News Release

Cobalt and tungsten -- the key to cheaper, cleaner hydrogen

The new sustainable catalyst 'splits' water molecules to obtain hydrogen and oxygen needs very low voltages to work, and avoids the use of precious metals like iridium.

Peer-Reviewed Publication

Institute of Chemical Research of Catalonia (ICIQ)

The New Polyoxometalate Featuring Cobalt and Tungsten

image: The new catalyst 'splits' water molecules to obtain hydrogen and oxygen with very low voltages. view more 

Credit: ICIQ

Electrolysis, splitting the water molecule with electricity, is the cleanest way to obtain hydrogen, a clean and renewable fuel. Now, researchers at ICIQ and URV, led by Prof. José Ramón Galán-Mascarós, designed a new catalyst that reduces the cost of electrolytic hydrogen production. Catalysts reduce the amount of electricity needed to break the chemical bonds, speed up the reaction and minimise the energy waste.

'Normally, hydrogen is obtained from using a cheap process called steam reforming. But this is not clean hydrogen, this process uses natural gas and produces carbon dioxide and other contaminants,' explains Galán-Mascarós. 'Breaking the water molecule is cleaner, but it's not easy. We need to develop new cheap, efficient catalysts that allow us to obtain hydrogen at a competitive price,' he says. To date, the best catalysts are based in iridium oxides, but iridium is a very expensive and scarce precious metal.

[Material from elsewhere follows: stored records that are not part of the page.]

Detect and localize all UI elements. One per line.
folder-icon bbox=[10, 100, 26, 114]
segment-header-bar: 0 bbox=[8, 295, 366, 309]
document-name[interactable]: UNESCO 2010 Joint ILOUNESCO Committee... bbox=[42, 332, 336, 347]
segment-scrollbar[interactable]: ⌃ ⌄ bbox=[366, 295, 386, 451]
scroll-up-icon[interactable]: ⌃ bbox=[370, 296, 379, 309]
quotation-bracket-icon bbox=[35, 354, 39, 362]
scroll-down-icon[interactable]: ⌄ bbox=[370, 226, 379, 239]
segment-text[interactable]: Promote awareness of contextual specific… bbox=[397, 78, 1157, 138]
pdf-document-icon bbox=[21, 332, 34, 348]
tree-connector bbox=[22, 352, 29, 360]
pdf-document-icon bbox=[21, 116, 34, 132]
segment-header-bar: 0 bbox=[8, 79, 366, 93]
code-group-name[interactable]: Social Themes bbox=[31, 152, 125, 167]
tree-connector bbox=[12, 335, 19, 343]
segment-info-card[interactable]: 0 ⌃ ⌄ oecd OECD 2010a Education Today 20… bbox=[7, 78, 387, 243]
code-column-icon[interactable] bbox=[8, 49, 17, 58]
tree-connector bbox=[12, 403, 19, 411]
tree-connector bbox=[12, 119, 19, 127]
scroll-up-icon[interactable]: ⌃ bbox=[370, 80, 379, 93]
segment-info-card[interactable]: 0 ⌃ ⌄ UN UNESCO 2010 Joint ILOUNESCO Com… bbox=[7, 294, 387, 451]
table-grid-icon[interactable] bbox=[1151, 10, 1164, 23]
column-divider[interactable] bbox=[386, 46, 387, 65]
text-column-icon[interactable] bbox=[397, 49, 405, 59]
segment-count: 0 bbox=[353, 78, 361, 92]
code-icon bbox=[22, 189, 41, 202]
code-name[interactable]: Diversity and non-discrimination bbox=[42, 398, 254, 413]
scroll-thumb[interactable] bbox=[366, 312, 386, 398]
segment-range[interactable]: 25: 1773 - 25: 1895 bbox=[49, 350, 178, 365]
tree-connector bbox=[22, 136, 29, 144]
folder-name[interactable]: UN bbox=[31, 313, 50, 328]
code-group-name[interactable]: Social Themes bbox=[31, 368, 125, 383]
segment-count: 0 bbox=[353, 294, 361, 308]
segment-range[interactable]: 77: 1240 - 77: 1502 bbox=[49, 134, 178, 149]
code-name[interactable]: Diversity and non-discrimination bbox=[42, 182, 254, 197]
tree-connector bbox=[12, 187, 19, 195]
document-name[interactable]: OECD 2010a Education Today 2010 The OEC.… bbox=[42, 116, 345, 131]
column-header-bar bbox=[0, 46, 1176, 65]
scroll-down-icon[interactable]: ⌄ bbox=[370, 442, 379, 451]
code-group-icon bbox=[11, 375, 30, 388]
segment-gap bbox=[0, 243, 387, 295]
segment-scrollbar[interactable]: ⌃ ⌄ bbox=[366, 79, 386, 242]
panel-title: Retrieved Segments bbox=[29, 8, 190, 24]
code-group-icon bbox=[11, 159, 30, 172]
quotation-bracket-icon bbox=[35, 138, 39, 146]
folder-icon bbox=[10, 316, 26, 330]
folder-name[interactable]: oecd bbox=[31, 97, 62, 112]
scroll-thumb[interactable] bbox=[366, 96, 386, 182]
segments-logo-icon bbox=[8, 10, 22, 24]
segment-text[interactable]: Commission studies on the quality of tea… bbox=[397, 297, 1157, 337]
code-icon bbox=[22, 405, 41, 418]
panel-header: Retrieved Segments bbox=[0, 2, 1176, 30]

Chemists at ICIQ and URV discovered a compound made of cobalt and tungsten -technically called a polyoxometalate- which can catalyse water splitting better than iridium. 'Polyoxometalates are nanometric molecular oxides that combine the best of two worlds, the great activity of oxides and the versatility of molecules,' explains Marta Blasco-Ahicart, postdoctoral researcher at ICIQ and first author of the Nature Chemistry paper. 'Our polyoxometalates are way cheaper than iridium and allow us to work in acidic media, the optimal media to generate oxygen that is normally a drawback for catalysts, which are usually consumed by the acid,' clarifies Blasco-Ahicart.

Joaquín Soriano, co-author of the paper and currently a postdoctoral researcher at Trinity College in Dublin, explains that 'our catalysts work specially well when we work with low voltajes.' 'That may seem an issue' -he explains- 'but is rather an advantage, it saves electricity and will allow us, soon, to obtain the energy required for water splitting from renewable sources like solar panels.'

Moreover, researchers present in their paper an additional discovery. Supporting the catalysts in a partially hydrophobic -water repellent- material, the efficiency of the process improves. This generates a 'waterproof' reactor where electrolysis advances quicker, and also enhances the lifetime of catalysts. The new methodology not only improves the performance of the new cobalt-tungsten polyoxometalates, but also with a lot of different catalytic systems. Nowadays, researchers are investigating new ways of taking advantage of this new finding, developing new hydrophobic scaffolds to further boost the efficiency of water splitting, a fundamental step towards the evolution of artificial photosynthesis.